La politología conservadora y lúcida habla del presente global como conjugación de tres variables: crecimiento de la desigualdad, proliferación de tecnologías de la comunicación (uno diría: de los “afectos”) o redes sociales, y excitación de una hiper-emocionalidad de los sujetos. El resultado de esta combinatoria sería una polarización extrema. Sin embargo, las llamadas izquierdas (populismos de izquierda, progresismos) van perdiendo su capacidad de extremar sus planteos puesto que el tipo de personalidad que surge de esta triple interpelación es reaccionario. De modo que no hay dos extremos sino uno. En otras palabras, sólo la ultraderecha se dispone a montar la escena en la que esta personalidad se exhibe. Aunque hay más: en un video que circuló hace unas cuantas semanas en El Cohete a la Luna se ve a un par de vecinos del barrio de San Telmo interpelando en el café El británico al jefe de la ciudad de Buenos Aires, Rodríguez Larreta, por los cortes de luz del último verano.
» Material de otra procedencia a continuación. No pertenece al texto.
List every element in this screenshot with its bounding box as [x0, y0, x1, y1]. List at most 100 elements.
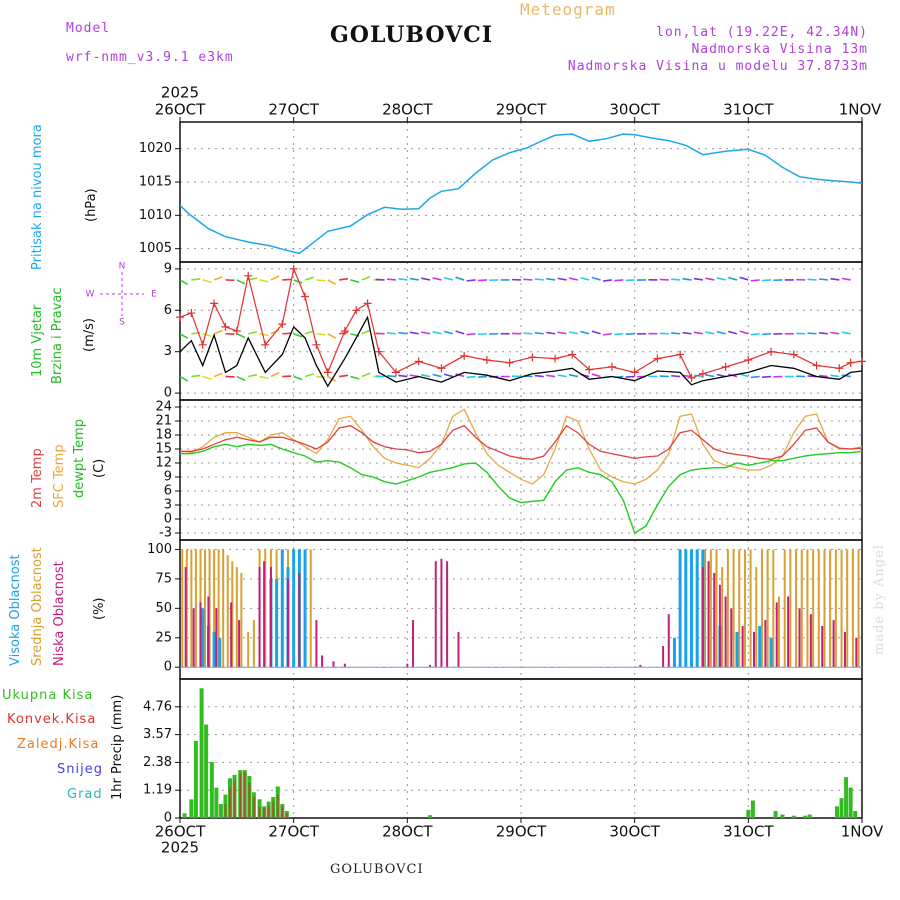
conv-precip-bar	[248, 782, 251, 818]
mid-cloud-bar	[749, 549, 752, 668]
total-precip-bar	[218, 803, 223, 818]
mid-cloud-bar	[806, 549, 809, 668]
mid-cloud-bar	[795, 549, 798, 668]
wind-gust-marker	[176, 313, 184, 322]
low-cloud-bar	[321, 655, 324, 668]
low-cloud-bar	[429, 664, 432, 668]
wind-direction-arrow	[546, 277, 556, 281]
total-precip-bar	[807, 814, 812, 818]
cloud-label-high: Visoka Oblacnost	[8, 554, 23, 666]
wind-direction-arrow	[466, 332, 476, 336]
wind-direction-arrow	[602, 279, 613, 282]
wind-direction-arrow	[693, 331, 703, 335]
wind-direction-arrow	[557, 277, 567, 281]
model-elevation-label: Nadmorska Visina u modelu 37.8733m	[567, 59, 868, 74]
high-cloud-bar	[684, 549, 688, 668]
cloud-tick-label: 100	[147, 542, 172, 557]
wind-direction-arrow	[671, 374, 681, 378]
top-date-label: 27OCT	[268, 101, 319, 119]
high-cloud-bar	[672, 637, 676, 668]
mid-cloud-bar	[755, 567, 758, 668]
wind-tick-label: 6	[164, 303, 172, 318]
wind-direction-arrow	[191, 374, 201, 378]
wind-direction-arrow	[580, 330, 590, 335]
top-date-label: 1NOV	[839, 101, 882, 119]
mid-cloud-bar	[846, 549, 849, 668]
mid-cloud-bar	[309, 549, 312, 668]
wind-direction-arrow	[236, 333, 246, 339]
mid-cloud-bar	[857, 549, 860, 668]
mid-cloud-bar	[766, 549, 769, 668]
wind-direction-arrow	[762, 375, 772, 378]
mid-cloud-bar	[252, 620, 255, 668]
mid-cloud-bar	[194, 549, 197, 668]
wind-direction-arrow	[443, 373, 454, 378]
legend-total-rain: Ukupna Kisa	[2, 688, 94, 703]
wind-direction-arrow	[682, 331, 692, 335]
model-label: Model	[66, 21, 111, 36]
wind-gust-marker	[687, 373, 696, 382]
wind-direction-arrow	[432, 373, 442, 378]
total-precip-bar	[214, 787, 219, 818]
wind-direction-arrow	[477, 279, 487, 282]
low-cloud-bar	[263, 561, 266, 668]
mid-cloud-bar	[264, 549, 267, 668]
cloud-tick-label: 0	[164, 660, 172, 675]
wind-direction-arrow	[386, 278, 397, 281]
wind-direction-arrow	[202, 279, 212, 284]
wind-direction-arrow	[762, 332, 772, 336]
wind-direction-arrow	[466, 279, 476, 282]
legend-hail: Grad	[67, 787, 103, 802]
mid-cloud-bar	[709, 549, 712, 668]
total-precip-bar	[848, 787, 853, 818]
cloud-tick-label: 25	[155, 630, 172, 645]
total-precip-bar	[746, 809, 751, 818]
top-date-label: 28OCT	[382, 101, 433, 119]
high-cloud-bar	[769, 637, 773, 668]
wind-direction-arrow	[179, 375, 189, 382]
wind-direction-arrow	[409, 277, 419, 281]
wind-direction-arrow	[293, 279, 303, 284]
wind-direction-arrow	[293, 375, 303, 381]
wind-direction-arrow	[236, 279, 246, 285]
wind-direction-arrow	[591, 276, 601, 281]
temp-tick-label: 0	[164, 512, 172, 527]
wind-direction-arrow	[443, 276, 454, 281]
mid-cloud-bar	[812, 549, 815, 668]
wind-direction-arrow	[705, 277, 715, 281]
wind-direction-arrow	[591, 330, 601, 335]
wind-gust-marker	[232, 327, 241, 335]
wind-direction-arrow	[350, 375, 360, 380]
wind-direction-arrow	[179, 279, 189, 286]
wind-direction-arrow	[534, 278, 544, 281]
wind-direction-arrow	[546, 374, 556, 378]
wind-direction-arrow	[705, 374, 715, 378]
meteogram-title: Meteogram	[520, 0, 616, 19]
wind-direction-arrow	[807, 278, 817, 281]
cloud-label-mid: Srednja Oblacnost	[30, 547, 45, 666]
precip-tick-label: 0	[164, 811, 172, 826]
cloud-tick-label: 75	[155, 571, 172, 586]
wind-gust-marker	[352, 306, 361, 315]
temp-label-2m: 2m Temp	[30, 448, 45, 508]
top-date-label: 30OCT	[609, 101, 660, 119]
mid-cloud-bar	[217, 549, 220, 668]
wind-gust-marker	[278, 320, 287, 329]
low-cloud-bar	[440, 558, 443, 668]
wind-direction-arrow	[421, 374, 431, 378]
footer-station: GOLUBOVCI	[330, 862, 424, 877]
wind-gust-marker	[221, 322, 230, 331]
wind-gust-marker	[767, 347, 776, 356]
conv-precip-bar	[281, 806, 284, 818]
wind-direction-arrow	[259, 375, 269, 380]
total-precip-bar	[750, 800, 755, 818]
wind-direction-arrow	[466, 375, 476, 379]
wind-gust-marker	[244, 271, 253, 280]
mid-cloud-bar	[213, 549, 216, 668]
bottom-date-label: 1NOV	[841, 823, 884, 841]
wind-gust-marker	[568, 350, 577, 359]
wind-gust-marker	[460, 351, 469, 360]
wind-direction-arrow	[455, 276, 465, 281]
pressure-tick-label: 1020	[139, 141, 172, 156]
Sobre el final, uno de los vecinos grita: “Aguante Milei”. La agenda de la ultraderecha solo puede triunfar si se vuelve el instrumento para humillar a quienes humillan.

Los técnicos de la comunicación política hablan de desafección, bronca y decepción. Dan por hecho que estos rasgos nutren un mundo reaccionario y profundidad crítica. La escena que arma la ultraderecha consiste en neutralizar toda la crítica a la desigualdad, en destruir todo sentido capaz de activar pasiones igualitaristas y en reducir la vida posible a una adhesión inmediata al presente. Crean una situación en la que podría parecer que, se diga lo que se diga, todo ratifica el lenguaje de la ultraderecha, y en la que por tanto sería prudente el repliegue y el silencio, cuando de lo que se trata es de escuchar un grito. Y lo cierto es que todos los discursos languidecen cuando se alejan del grito. Ahí donde se trata de darle forma a un grito, es preciso escuchar, hacer un esfuerzo por volver audible un límite. Un grito avisa algo impostergable. Tenemos muchos ejemplos recientes: “aparición con vida”, “que se vayan todos”, “ni una menos”. Frente al grito, que quizás sólo diga “así no”, las palabras que valen son aquellas que contribuyen a modularlo. El lenguaje descriptivo debe ponerse a su servicio. De otro modo se cae en el conformismo, que abandona la desesperación al lenguaje de la derecha. Si como quería Kafka, el valor supremo del lenguaje es la precisión, su exigencia inmediata es dar lugar al grito. El desafío consiste en conectar la fuerza descriptiva del lenguaje con la desesperación, y plantear una salida ahí donde no la hay.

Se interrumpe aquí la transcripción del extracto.